How does the brain’s function emerge from its underlying structure?
The relationship between the brain’s anatomy – how bundles of neurons connect disparate regions in complex patterns – to the brain’s function – how those disparate regions coordinate with each other across time to produce cognition, behavior, and states of disease – is of fundamental importance in neuroscience.
It turns out the brain’s structure is only slightly correlated to its function, meaning that the relationship is not simply one-to-one, but is instead governed by more subtle and complex mechanisms. The key feature that we use to model this complex emergence is a network diffusion model, which describes how signals travel through the brain’s structure (Abdelnour et al., 2014).
Overview of brain structure-function modeling
This framework assumes that signals don’t know where they are in the brain, and instead they diffuse along paths of least resistance (aka “random-walks”) throughout the brain. In further work, we’ve shown that the brain’s eigenmodes (also known as “harmonics,” which are fundamental patterns that describe a network) are deeply related to and can help predict the brain’s function (Abdenlour et al., 2018). We find that these network diffusion models (represented by closed-form equations) work surprisingly well to describe functional networks emerging from the brain's structure, but a significant challenge is to relate aspects of these models to the underlying biology.
Thus, a key advance in some of our lab’s latest work is to build Spectral Graph Models (“SGM”) (Raj et al., 2020; Verma et al., 2022, Verma et al., 2022) that can predict the brain’s function through biophysically interpretable parameters, such as with neural time-constants and neural excitatory/inhibitory gains. These currently work well with magnetoencephalography (MEG) data, which can capture the brain’s rich frequency spectra. Through this model, we have found significant differences in the model’s parameters that relate healthy brains to Alzheimer’s disease (Ranasinghe et al., 2022, Verma et al., Preprint). However, an active area of our present research is to extend SGM to fMRI functional connectivity (Raj et al., in submission) and to functional connectivity defined by MEG.

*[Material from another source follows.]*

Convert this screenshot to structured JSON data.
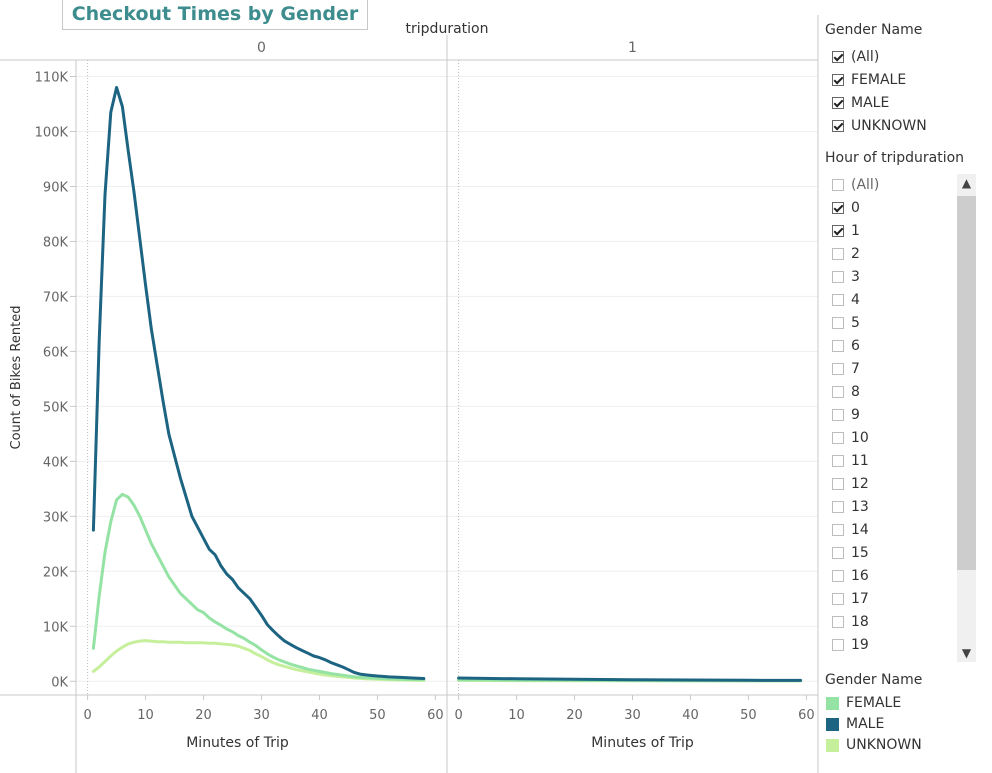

Our current outlook involves continuing to innovate and improve the SGM model, finding relationships between SGM parameters and disease states, unveiling model parameters’ relationship to dynamic functional connectivity, and expanding the model to incorporate information about the brain’s distribution of cell-type.
Basics of the Structure-Function Relationship
The brain is a highly complex system, and it is akin to a network, structurally and functionally.

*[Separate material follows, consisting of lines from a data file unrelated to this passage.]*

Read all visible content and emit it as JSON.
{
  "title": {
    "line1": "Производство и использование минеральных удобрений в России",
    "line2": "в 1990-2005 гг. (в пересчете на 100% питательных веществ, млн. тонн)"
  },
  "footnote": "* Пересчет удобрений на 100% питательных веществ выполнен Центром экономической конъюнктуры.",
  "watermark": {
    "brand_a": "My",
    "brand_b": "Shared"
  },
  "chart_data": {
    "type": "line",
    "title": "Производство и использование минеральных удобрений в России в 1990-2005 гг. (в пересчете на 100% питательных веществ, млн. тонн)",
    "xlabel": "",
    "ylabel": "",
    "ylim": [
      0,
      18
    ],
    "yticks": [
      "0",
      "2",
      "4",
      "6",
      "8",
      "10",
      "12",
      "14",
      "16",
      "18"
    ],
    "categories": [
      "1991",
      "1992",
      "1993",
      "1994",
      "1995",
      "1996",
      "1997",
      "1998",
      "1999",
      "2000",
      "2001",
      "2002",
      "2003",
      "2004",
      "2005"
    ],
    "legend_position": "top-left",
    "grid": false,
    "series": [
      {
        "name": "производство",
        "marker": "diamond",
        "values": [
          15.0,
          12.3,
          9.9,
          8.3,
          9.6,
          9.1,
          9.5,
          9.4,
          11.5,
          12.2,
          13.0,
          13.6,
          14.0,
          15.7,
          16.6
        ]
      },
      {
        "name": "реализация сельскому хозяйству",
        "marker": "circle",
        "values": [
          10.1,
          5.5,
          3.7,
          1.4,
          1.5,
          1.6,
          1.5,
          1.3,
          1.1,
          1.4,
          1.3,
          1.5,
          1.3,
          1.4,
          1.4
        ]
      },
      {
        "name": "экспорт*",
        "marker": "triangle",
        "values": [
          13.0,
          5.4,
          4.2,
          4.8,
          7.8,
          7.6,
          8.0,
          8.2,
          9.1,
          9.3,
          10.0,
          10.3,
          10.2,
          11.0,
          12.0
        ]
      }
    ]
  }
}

The former can be compared to a city’s map, indicating the streets from neighborhood A to neighborhood B. The map may furthermore indicate the width or number of lanes of each street.

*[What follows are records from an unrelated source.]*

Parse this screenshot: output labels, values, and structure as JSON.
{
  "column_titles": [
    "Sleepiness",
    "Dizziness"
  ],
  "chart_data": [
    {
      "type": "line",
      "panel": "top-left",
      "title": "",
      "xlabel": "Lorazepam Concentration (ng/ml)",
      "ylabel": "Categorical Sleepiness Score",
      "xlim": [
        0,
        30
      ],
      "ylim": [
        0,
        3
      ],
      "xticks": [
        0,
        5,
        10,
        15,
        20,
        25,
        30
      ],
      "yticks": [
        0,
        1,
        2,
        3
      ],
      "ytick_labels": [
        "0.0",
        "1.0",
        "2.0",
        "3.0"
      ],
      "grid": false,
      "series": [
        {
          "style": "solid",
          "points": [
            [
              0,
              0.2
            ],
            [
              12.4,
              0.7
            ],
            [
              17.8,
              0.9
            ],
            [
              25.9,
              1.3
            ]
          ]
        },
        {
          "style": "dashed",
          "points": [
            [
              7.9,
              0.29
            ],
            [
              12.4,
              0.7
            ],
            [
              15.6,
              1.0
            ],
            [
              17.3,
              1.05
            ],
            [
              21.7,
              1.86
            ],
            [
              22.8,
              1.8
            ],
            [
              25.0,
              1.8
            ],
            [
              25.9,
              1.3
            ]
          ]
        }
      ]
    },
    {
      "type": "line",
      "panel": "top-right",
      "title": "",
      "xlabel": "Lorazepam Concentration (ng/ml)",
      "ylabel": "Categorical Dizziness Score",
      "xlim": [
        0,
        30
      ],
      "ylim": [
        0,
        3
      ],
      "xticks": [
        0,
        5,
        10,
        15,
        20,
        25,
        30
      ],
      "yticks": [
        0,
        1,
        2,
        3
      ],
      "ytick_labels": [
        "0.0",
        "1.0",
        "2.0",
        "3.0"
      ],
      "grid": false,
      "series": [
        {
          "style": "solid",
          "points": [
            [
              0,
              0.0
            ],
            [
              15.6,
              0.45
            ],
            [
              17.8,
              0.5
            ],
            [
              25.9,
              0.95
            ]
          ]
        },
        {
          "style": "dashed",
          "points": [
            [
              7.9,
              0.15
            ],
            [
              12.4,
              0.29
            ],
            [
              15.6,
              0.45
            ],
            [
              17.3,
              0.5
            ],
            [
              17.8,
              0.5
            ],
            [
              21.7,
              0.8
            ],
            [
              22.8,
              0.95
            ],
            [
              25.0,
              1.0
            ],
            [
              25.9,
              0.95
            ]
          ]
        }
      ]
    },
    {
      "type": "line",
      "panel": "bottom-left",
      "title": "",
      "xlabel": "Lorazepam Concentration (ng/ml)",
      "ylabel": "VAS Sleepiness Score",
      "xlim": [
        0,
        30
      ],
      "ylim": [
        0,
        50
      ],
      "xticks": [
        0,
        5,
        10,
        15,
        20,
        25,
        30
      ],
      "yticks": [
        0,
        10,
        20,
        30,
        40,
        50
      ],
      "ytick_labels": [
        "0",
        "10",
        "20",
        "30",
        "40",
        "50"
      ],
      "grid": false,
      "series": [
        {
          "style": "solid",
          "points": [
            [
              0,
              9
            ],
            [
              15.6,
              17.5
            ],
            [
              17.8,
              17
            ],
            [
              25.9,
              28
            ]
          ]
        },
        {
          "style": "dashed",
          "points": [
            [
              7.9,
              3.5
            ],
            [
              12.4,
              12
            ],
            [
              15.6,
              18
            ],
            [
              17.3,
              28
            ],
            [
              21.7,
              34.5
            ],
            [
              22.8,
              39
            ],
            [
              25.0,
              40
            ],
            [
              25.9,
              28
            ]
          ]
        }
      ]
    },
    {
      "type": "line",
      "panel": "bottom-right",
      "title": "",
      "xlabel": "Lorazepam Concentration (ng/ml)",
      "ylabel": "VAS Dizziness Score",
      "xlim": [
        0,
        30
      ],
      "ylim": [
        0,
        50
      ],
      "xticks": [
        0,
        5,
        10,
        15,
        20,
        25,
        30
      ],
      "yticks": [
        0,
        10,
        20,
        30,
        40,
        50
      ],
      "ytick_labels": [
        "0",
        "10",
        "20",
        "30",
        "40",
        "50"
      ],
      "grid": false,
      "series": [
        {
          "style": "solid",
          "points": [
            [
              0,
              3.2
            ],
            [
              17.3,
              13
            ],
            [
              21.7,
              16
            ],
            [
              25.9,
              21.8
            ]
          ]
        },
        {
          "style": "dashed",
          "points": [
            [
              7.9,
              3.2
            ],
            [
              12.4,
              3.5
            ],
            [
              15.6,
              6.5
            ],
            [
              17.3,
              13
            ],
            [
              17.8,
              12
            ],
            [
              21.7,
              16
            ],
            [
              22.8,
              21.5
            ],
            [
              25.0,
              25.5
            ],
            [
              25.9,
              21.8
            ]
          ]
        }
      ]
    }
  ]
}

Likewise, the brain’s white matter provides connections between the different parts of the brain. At a crude scale of 90 or 86 regions, the dense connections are modeled as a matrix indicating the connection’s strength between any two regions (or “neighborhoods”).
Similarly, the town’s neighborhoods may depend on each other in some functional manner, perhaps one neighborhood is known for its restaurants, frequented by workers from a neighborhood known for its financial companies. This is a functional relationship between the two neighborhoods. One can then construct a functional connectivity between the town’s neighborhoods.
Likewise, we construct functional networks of the brain obtained from the measured activities of the various regions of the brain.
In computational neuroscience we seek a relationship between function and structure such that one can be determined from the other.